FILMKRITIK: „AVATAR - The Way of Water“ (Science Fiction/Action - 2022)



Um ehrlich zu sein, weiß ich überhaupt  nicht wo ich anfangen soll, darum komme ich direkt zum Punkt: Warum James Cameron diese penetrante im Schlussakt auftretende Hollywood-Kriegsszenerie aus Teil I nochmal aufgewärmt und in „The Way of Water“ über drei Stunden - völlig unnötig und klischeebehaftet - in Kombination mit einer so offensichtlichen „Safe-the-Ocean“-Thematik aufgeblasen hat, ist mir absolut schleierhaft. Außerdem kann ich einfach nicht nachvollziehen, warum er sich für die Einführung der (neuen) Charaktere, für das Reifen einer tiefergehenden Beziehungsebene, für den grundsätzlichen Storyaufbau  - BEI EINER LAUFZEIT VON 192 MINUTEN!!! - nicht mehr Zeit gelassen hat, bzw. auf die emotionale Komponente der Figuren untereinander scheinbar keinen Wert gelegt hat.

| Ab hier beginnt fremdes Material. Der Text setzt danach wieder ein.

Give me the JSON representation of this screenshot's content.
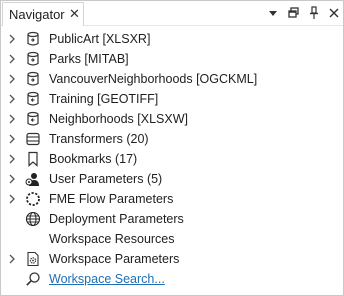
{
  "header": {
    "title": "Navigator",
    "close_glyph": "✕",
    "buttons": [
      "dropdown-arrow-icon",
      "restore-window-icon",
      "pin-icon",
      "close-panel-icon"
    ]
  },
  "tree": {
    "items": [
      {
        "label": "PublicArt [XLSXR]",
        "icon": "reader-dataset-icon",
        "expandable": true
      },
      {
        "label": "Parks [MITAB]",
        "icon": "reader-dataset-icon",
        "expandable": true
      },
      {
        "label": "VancouverNeighborhoods [OGCKML]",
        "icon": "reader-dataset-icon",
        "expandable": true
      },
      {
        "label": "Training [GEOTIFF]",
        "icon": "writer-dataset-icon",
        "expandable": true
      },
      {
        "label": "Neighborhoods [XLSXW]",
        "icon": "writer-dataset-icon",
        "expandable": true
      },
      {
        "label": "Transformers (20)",
        "icon": "transformers-icon",
        "expandable": true
      },
      {
        "label": "Bookmarks (17)",
        "icon": "bookmark-icon",
        "expandable": true
      },
      {
        "label": "User Parameters (5)",
        "icon": "user-parameters-icon",
        "expandable": true
      },
      {
        "label": "FME Flow Parameters",
        "icon": "flow-parameters-icon",
        "expandable": true
      },
      {
        "label": "Deployment Parameters",
        "icon": "globe-icon",
        "expandable": false
      },
      {
        "label": "Workspace Resources",
        "icon": "blank-icon",
        "expandable": false
      },
      {
        "label": "Workspace Parameters",
        "icon": "gear-icon",
        "expandable": true
      },
      {
        "label": "Workspace Search...",
        "icon": "search-icon",
        "expandable": false,
        "link": true
      }
    ]
  },
  "colors": {
    "link": "#1f6fb5",
    "text": "#1e1e1e",
    "border": "#c8c8c8"
  }
}
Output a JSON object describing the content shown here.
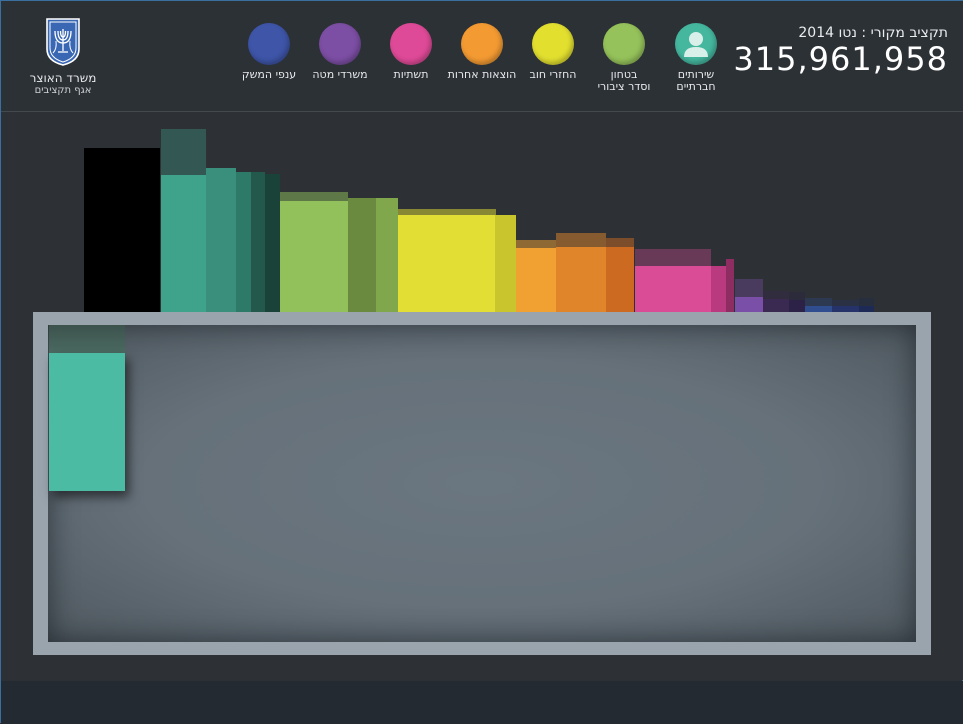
{
  "logo": {
    "title": "משרד האוצר",
    "subtitle": "אגף תקציבים"
  },
  "budget": {
    "label": "תקציב מקורי : נטו 2014",
    "value": "315,961,958"
  },
  "categories": [
    {
      "label": "שירותים\nחברתיים",
      "color": "#45b79f",
      "icon": "person-icon"
    },
    {
      "label": "בטחון\nוסדר ציבורי",
      "color": "#95c25a",
      "icon": ""
    },
    {
      "label": "החזרי חוב",
      "color": "#e2df2f",
      "icon": ""
    },
    {
      "label": "הוצאות אחרות",
      "color": "#f39a32",
      "icon": ""
    },
    {
      "label": "תשתיות",
      "color": "#df4a98",
      "icon": ""
    },
    {
      "label": "משרדי מטה",
      "color": "#7c4ea4",
      "icon": ""
    },
    {
      "label": "ענפי המשק",
      "color": "#3e55a8",
      "icon": ""
    }
  ],
  "chart_data": {
    "type": "bar",
    "bars": [
      {
        "color": "#000000"
      },
      {
        "color": "#3fa38b"
      },
      {
        "color": "#3a8f7c"
      },
      {
        "color": "#2e7a69"
      },
      {
        "color": "#23594d"
      },
      {
        "color": "#1b4239"
      },
      {
        "color": "#92c05b"
      },
      {
        "color": "#6a8b3f"
      },
      {
        "color": "#80a74c"
      },
      {
        "color": "#e2de34"
      },
      {
        "color": "#c9c52c"
      },
      {
        "color": "#f1a132"
      },
      {
        "color": "#e0852a"
      },
      {
        "color": "#cc6a22"
      },
      {
        "color": "#db4c97"
      },
      {
        "color": "#b93a7f"
      },
      {
        "color": "#8e2d62"
      },
      {
        "color": "#7a4fa8"
      },
      {
        "color": "#3a2950"
      },
      {
        "color": "#2c2247"
      },
      {
        "color": "#2f4d8f"
      },
      {
        "color": "#26336a"
      },
      {
        "color": "#1c2a55"
      }
    ],
    "selected": {
      "color": "#4bbba3"
    }
  }
}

Logische Konsequenz: Bei mir kam - so leid es mir tut - rein gar nichts an. Der Charme der Geschichte, dieses gewisse Etwas, das in „Aufbruch nach Pandora“ so konstant über die gesamte Spiellänge vorhanden war, schien in „The Way of Water“ keine nennenswerte Rolle mehr zu spielen, als hätte es diese so elementare Komponente nie gegeben.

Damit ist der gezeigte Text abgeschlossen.